3. Scalable Analytics
- Perform interactive and batch analytics on large-scale datasets.
- Use partition-aware querying to speed up data retrieval and reduce costs.
Usage Examples
1. Run a Simple Query
- Imperative (CLI)
- Declarative (YAML)
bacalhau docker run ghcr.io/bacalhau-project/duckdb \
"SELECT 'Hello Bacalhau!' as greeting;"
Name: Simple Query Example
Type: batch
Count: 1
Tasks:
- Name: main
Engine:
Type: docker
Params:
Image: ghcr.io/bacalhau-project/duckdb
Parameters:
- -c
- "SELECT 42 AS answer;"
2. Process Partitioned Log Files
Name: Process Logs
Type: batch
Count: 3
Tasks:
- Name: main
Engine:
Type: docker
Params:
Image: ghcr.io/bacalhau-project/duckdb
Parameters:
- -c
- >
SET VARIABLE my_logs = (
SELECT LIST(file) FROM partition_by_date(
's3://my-bucket/logs/*.parquet',
'logs_(\d{4})(\d{2})(\d{2})\.parquet',
'month'
)
);
SELECT * FROM read_parquet(getvariable('my_logs'));
Why Use Bacalhau with DuckDB?
Feature | Benefit |
---|---|
Distributed Query Execution | Run queries in parallel across multiple compute nodes. |
Automatic Partitioning | Use built-in UDFs to efficiently split workloads. |
No Data Movement | Process data where it resides, avoiding costly transfers. |
Scalable Analytics | Execute SQL queries efficiently across large datasets. |
Stateless Compute | Run on-demand queries without needing a persistent database server. |
Next Steps
To get started with Bacalhau and DuckDB:
- Deploy Bacalhau nodes near the data sources.
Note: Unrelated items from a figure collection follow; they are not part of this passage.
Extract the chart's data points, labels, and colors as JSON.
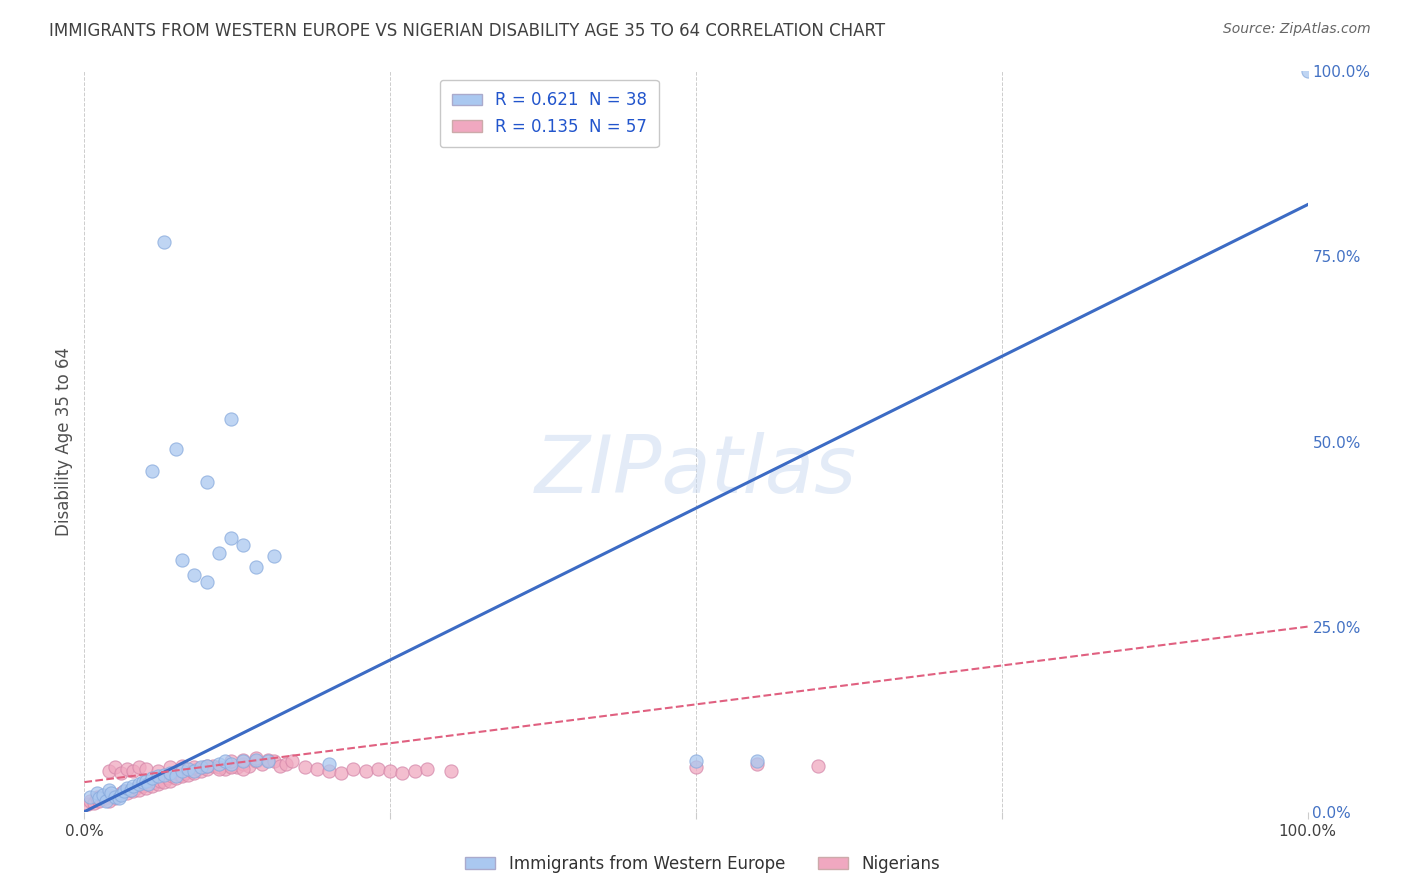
{
  "title": "IMMIGRANTS FROM WESTERN EUROPE VS NIGERIAN DISABILITY AGE 35 TO 64 CORRELATION CHART",
  "source": "Source: ZipAtlas.com",
  "ylabel": "Disability Age 35 to 64",
  "xlim": [
    0,
    1.0
  ],
  "ylim": [
    0,
    1.0
  ],
  "ytick_positions": [
    0.0,
    0.25,
    0.5,
    0.75,
    1.0
  ],
  "ytick_labels": [
    "0.0%",
    "25.0%",
    "50.0%",
    "75.0%",
    "100.0%"
  ],
  "watermark": "ZIPatlas",
  "blue_scatter": [
    [
      0.005,
      0.02
    ],
    [
      0.01,
      0.025
    ],
    [
      0.012,
      0.018
    ],
    [
      0.015,
      0.022
    ],
    [
      0.018,
      0.015
    ],
    [
      0.02,
      0.03
    ],
    [
      0.022,
      0.025
    ],
    [
      0.025,
      0.02
    ],
    [
      0.028,
      0.018
    ],
    [
      0.03,
      0.022
    ],
    [
      0.032,
      0.028
    ],
    [
      0.035,
      0.032
    ],
    [
      0.038,
      0.03
    ],
    [
      0.04,
      0.035
    ],
    [
      0.045,
      0.038
    ],
    [
      0.048,
      0.04
    ],
    [
      0.05,
      0.042
    ],
    [
      0.052,
      0.038
    ],
    [
      0.055,
      0.045
    ],
    [
      0.06,
      0.048
    ],
    [
      0.065,
      0.05
    ],
    [
      0.07,
      0.052
    ],
    [
      0.075,
      0.048
    ],
    [
      0.08,
      0.055
    ],
    [
      0.085,
      0.058
    ],
    [
      0.09,
      0.055
    ],
    [
      0.095,
      0.06
    ],
    [
      0.1,
      0.062
    ],
    [
      0.11,
      0.065
    ],
    [
      0.115,
      0.068
    ],
    [
      0.12,
      0.065
    ],
    [
      0.13,
      0.068
    ],
    [
      0.14,
      0.07
    ],
    [
      0.15,
      0.068
    ],
    [
      0.2,
      0.065
    ],
    [
      0.08,
      0.34
    ],
    [
      0.09,
      0.32
    ],
    [
      0.1,
      0.31
    ],
    [
      0.11,
      0.35
    ],
    [
      0.12,
      0.37
    ],
    [
      0.13,
      0.36
    ],
    [
      0.14,
      0.33
    ],
    [
      0.155,
      0.345
    ],
    [
      0.055,
      0.46
    ],
    [
      0.075,
      0.49
    ],
    [
      0.065,
      0.77
    ],
    [
      0.12,
      0.53
    ],
    [
      0.1,
      0.445
    ],
    [
      0.5,
      0.068
    ],
    [
      0.55,
      0.068
    ],
    [
      1.0,
      1.0
    ]
  ],
  "pink_scatter": [
    [
      0.003,
      0.01
    ],
    [
      0.005,
      0.015
    ],
    [
      0.008,
      0.012
    ],
    [
      0.01,
      0.018
    ],
    [
      0.012,
      0.015
    ],
    [
      0.015,
      0.02
    ],
    [
      0.018,
      0.018
    ],
    [
      0.02,
      0.022
    ],
    [
      0.022,
      0.02
    ],
    [
      0.025,
      0.018
    ],
    [
      0.028,
      0.022
    ],
    [
      0.03,
      0.025
    ],
    [
      0.032,
      0.028
    ],
    [
      0.035,
      0.025
    ],
    [
      0.038,
      0.03
    ],
    [
      0.04,
      0.028
    ],
    [
      0.042,
      0.032
    ],
    [
      0.045,
      0.03
    ],
    [
      0.048,
      0.035
    ],
    [
      0.05,
      0.032
    ],
    [
      0.052,
      0.038
    ],
    [
      0.055,
      0.035
    ],
    [
      0.058,
      0.04
    ],
    [
      0.06,
      0.038
    ],
    [
      0.062,
      0.042
    ],
    [
      0.065,
      0.04
    ],
    [
      0.068,
      0.045
    ],
    [
      0.07,
      0.042
    ],
    [
      0.072,
      0.048
    ],
    [
      0.075,
      0.045
    ],
    [
      0.078,
      0.05
    ],
    [
      0.08,
      0.048
    ],
    [
      0.082,
      0.052
    ],
    [
      0.085,
      0.05
    ],
    [
      0.088,
      0.055
    ],
    [
      0.09,
      0.052
    ],
    [
      0.092,
      0.058
    ],
    [
      0.095,
      0.055
    ],
    [
      0.098,
      0.06
    ],
    [
      0.1,
      0.058
    ],
    [
      0.105,
      0.062
    ],
    [
      0.11,
      0.06
    ],
    [
      0.115,
      0.058
    ],
    [
      0.12,
      0.062
    ],
    [
      0.125,
      0.06
    ],
    [
      0.13,
      0.065
    ],
    [
      0.135,
      0.062
    ],
    [
      0.14,
      0.068
    ],
    [
      0.145,
      0.065
    ],
    [
      0.15,
      0.07
    ],
    [
      0.155,
      0.068
    ],
    [
      0.16,
      0.062
    ],
    [
      0.165,
      0.065
    ],
    [
      0.17,
      0.068
    ],
    [
      0.02,
      0.055
    ],
    [
      0.025,
      0.06
    ],
    [
      0.03,
      0.052
    ],
    [
      0.035,
      0.058
    ],
    [
      0.04,
      0.055
    ],
    [
      0.045,
      0.06
    ],
    [
      0.05,
      0.058
    ],
    [
      0.06,
      0.055
    ],
    [
      0.07,
      0.06
    ],
    [
      0.08,
      0.062
    ],
    [
      0.09,
      0.06
    ],
    [
      0.1,
      0.062
    ],
    [
      0.11,
      0.058
    ],
    [
      0.12,
      0.06
    ],
    [
      0.13,
      0.058
    ],
    [
      0.01,
      0.02
    ],
    [
      0.015,
      0.018
    ],
    [
      0.02,
      0.015
    ],
    [
      0.18,
      0.06
    ],
    [
      0.19,
      0.058
    ],
    [
      0.2,
      0.055
    ],
    [
      0.21,
      0.052
    ],
    [
      0.22,
      0.058
    ],
    [
      0.23,
      0.055
    ],
    [
      0.24,
      0.058
    ],
    [
      0.25,
      0.055
    ],
    [
      0.26,
      0.052
    ],
    [
      0.27,
      0.055
    ],
    [
      0.28,
      0.058
    ],
    [
      0.3,
      0.055
    ],
    [
      0.12,
      0.068
    ],
    [
      0.13,
      0.07
    ],
    [
      0.14,
      0.072
    ],
    [
      0.5,
      0.06
    ],
    [
      0.55,
      0.065
    ],
    [
      0.6,
      0.062
    ]
  ],
  "blue_line": [
    [
      0.0,
      0.0
    ],
    [
      1.0,
      0.82
    ]
  ],
  "pink_line": [
    [
      0.0,
      0.04
    ],
    [
      1.0,
      0.25
    ]
  ],
  "blue_line_color": "#3c6bc4",
  "pink_line_color": "#e06080",
  "blue_scatter_color": "#aac8f0",
  "pink_scatter_color": "#f0a8c0",
  "blue_scatter_edge": "#88aadd",
  "pink_scatter_edge": "#d488aa",
  "background_color": "#ffffff",
  "grid_color": "#c8c8c8",
  "title_color": "#404040",
  "axis_label_color": "#505050",
  "watermark_color": "#c8d8f0",
  "legend_blue_color": "#aac8f0",
  "legend_pink_color": "#f0a8c0",
  "right_tick_color": "#4472c4",
  "source_color": "#666666"
}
- Submit distributed queries using Bacalhau’s CLI or YAML job definitions.
- Leverage partitioning to scale query execution efficiently.
By combining Bacalhau’s distributed execution with DuckDB’s high-performance analytics, users can achieve scalable, efficient, and cost-effective SQL processing across large and distributed datasets.